Denitrification removes nitrogen from watersheds under reducing conditions, but N2O and CH4, both greenhouse gases, can also be produced. The overarching hypothesis of my thesis was that hydric environments accumulate N2O and CH4 in groundwater and the vadose zone. To test the hypothesis, groundwater samples were taken monthly during 2007-2009 at 64 piezometers in 10 wetlands for analysis of excess N2 , N2O, CH4, and CO2. Vadose zone gas and groundwater samples were taken during 2008-2010 at two riparian buffers and a hydrologically restored wetland.

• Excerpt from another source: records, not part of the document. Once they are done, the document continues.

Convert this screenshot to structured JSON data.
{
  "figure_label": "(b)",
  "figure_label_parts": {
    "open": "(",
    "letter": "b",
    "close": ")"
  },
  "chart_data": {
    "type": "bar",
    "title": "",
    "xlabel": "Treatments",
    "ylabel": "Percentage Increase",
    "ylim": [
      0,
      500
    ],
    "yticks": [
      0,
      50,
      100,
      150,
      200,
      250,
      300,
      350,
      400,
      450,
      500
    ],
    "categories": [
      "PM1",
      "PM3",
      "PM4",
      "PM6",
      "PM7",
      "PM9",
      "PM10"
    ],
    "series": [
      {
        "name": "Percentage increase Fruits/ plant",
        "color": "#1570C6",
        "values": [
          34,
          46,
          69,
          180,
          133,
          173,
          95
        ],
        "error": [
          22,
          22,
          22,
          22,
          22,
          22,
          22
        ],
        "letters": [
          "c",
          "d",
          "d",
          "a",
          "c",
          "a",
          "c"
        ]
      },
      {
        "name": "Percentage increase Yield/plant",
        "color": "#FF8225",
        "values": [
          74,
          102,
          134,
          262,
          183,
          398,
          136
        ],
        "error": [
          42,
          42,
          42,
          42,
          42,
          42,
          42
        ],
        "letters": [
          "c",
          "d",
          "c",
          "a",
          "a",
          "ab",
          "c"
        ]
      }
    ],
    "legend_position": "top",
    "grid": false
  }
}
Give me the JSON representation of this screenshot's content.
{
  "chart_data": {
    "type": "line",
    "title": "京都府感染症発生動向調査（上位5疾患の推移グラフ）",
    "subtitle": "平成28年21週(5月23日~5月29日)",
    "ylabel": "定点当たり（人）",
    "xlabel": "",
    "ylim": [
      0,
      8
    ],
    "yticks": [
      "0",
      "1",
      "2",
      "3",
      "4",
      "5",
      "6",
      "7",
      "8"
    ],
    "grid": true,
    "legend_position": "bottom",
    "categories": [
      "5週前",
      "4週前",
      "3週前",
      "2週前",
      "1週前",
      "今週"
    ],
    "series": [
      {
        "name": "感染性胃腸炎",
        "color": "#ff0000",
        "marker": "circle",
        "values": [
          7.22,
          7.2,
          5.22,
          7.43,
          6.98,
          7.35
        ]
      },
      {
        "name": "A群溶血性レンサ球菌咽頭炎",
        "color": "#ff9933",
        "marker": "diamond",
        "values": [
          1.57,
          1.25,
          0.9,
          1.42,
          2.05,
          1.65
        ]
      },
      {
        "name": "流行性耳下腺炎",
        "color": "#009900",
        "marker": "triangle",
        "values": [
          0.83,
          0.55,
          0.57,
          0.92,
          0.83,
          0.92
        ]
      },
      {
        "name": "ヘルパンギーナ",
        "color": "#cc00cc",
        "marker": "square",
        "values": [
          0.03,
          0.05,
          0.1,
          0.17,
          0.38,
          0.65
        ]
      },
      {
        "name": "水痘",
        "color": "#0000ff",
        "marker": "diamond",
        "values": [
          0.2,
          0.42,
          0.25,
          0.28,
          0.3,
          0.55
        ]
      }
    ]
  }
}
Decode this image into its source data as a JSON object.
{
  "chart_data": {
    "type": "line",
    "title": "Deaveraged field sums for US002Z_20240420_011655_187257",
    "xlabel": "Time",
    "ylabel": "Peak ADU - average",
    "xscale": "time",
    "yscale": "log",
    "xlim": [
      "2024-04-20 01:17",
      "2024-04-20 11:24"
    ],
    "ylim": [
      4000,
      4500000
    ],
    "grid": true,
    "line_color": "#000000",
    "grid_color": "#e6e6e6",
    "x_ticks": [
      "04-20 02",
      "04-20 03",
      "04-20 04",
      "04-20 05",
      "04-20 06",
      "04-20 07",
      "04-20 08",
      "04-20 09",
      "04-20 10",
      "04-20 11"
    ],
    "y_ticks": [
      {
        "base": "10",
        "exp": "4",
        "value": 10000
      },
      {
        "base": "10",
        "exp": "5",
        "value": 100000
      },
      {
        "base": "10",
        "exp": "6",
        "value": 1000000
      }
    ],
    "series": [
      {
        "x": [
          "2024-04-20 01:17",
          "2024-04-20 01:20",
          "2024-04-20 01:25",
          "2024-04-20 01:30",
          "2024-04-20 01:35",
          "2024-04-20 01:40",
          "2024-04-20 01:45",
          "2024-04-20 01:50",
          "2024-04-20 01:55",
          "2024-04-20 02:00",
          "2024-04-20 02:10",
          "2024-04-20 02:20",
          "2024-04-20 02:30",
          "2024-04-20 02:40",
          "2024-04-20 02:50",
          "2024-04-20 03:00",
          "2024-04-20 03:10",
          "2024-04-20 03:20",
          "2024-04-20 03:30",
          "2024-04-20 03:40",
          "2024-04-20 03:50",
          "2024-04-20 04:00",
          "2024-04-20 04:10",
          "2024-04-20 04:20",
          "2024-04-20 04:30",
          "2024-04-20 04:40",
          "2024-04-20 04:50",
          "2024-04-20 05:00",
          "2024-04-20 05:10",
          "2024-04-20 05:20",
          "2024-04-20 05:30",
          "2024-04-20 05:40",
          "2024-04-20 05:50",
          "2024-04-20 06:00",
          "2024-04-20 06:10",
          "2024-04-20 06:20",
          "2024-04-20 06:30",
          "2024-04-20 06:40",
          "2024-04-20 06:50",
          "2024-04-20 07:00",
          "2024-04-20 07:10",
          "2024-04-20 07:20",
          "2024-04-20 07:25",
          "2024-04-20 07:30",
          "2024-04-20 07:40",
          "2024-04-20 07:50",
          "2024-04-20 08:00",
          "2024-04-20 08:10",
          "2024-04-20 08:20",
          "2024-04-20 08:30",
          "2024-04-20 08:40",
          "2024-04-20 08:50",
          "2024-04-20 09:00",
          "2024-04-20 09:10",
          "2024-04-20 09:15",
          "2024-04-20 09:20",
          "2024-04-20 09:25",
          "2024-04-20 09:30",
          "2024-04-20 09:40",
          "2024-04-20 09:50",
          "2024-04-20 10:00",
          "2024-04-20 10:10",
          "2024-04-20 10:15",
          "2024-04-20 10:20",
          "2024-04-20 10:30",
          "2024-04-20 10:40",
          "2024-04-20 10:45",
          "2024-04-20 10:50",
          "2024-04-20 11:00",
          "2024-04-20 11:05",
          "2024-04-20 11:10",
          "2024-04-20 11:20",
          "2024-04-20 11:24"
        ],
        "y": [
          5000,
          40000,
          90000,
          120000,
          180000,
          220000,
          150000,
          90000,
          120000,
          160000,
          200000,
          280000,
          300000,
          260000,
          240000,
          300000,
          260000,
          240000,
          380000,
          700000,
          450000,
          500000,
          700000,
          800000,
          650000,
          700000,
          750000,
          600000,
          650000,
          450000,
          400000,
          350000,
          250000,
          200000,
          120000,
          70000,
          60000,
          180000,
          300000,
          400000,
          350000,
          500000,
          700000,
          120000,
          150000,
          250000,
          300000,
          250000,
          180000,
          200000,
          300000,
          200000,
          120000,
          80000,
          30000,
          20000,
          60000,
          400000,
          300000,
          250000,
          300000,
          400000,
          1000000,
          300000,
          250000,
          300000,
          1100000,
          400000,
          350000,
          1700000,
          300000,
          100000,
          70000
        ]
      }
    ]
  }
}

The hydrology of the 10 locations was complex. A hydrologic connection across a transect was determined at one location where NO3 - significantly decreased, excess N2 significantly increased, and moderate concentrations of N2O and CH4 accumulated. Within these 10 locations, three N2O and four CH4 hot spots were identified, and hot moments accounted for a large percentage of total accumulated N2O and CH4. I found evidence of CH4 ebullition, the production of CH4 bubbles in the vadose zone that strip other dissolved gases. The locations that accumulated the most dissolved CH4 and N2O were natural wetlands and riparian areas, respectively.
I measured both positive and negative excess N2 concentrations in the vadose zone. Flux estimates ranged from -600 to 880 kg N ha -1 yr-1, which brackets missing N estimates at the watershed scale. These concentrations were calculated using N2/Ar, and both gases are affected by physical processes. These calculated excess N2 profiles could have been produced through either biological and/or physical mechanisms, and these processes currently cannot be distinguished. Less than 1% of the missing N on the transect scale, measured as the difference in N concentration between two piezometers, was accounted for by calculated diffusional fluxes from groundwater to the vadose zone.
The primary mechanism transporting gases from the vadose zone to the atmosphere was diffusion, but convection transported 20% of the calculated median CO2 yearly flux. Increased production of N2O and CO2 was observed in the vadose zone after rainfall events. Overall, large concentrations of N2O, CH4, CO2 , and excess N2 accumulated in the groundwater and vadose zone of these locations, supporting the overarching hypothesis.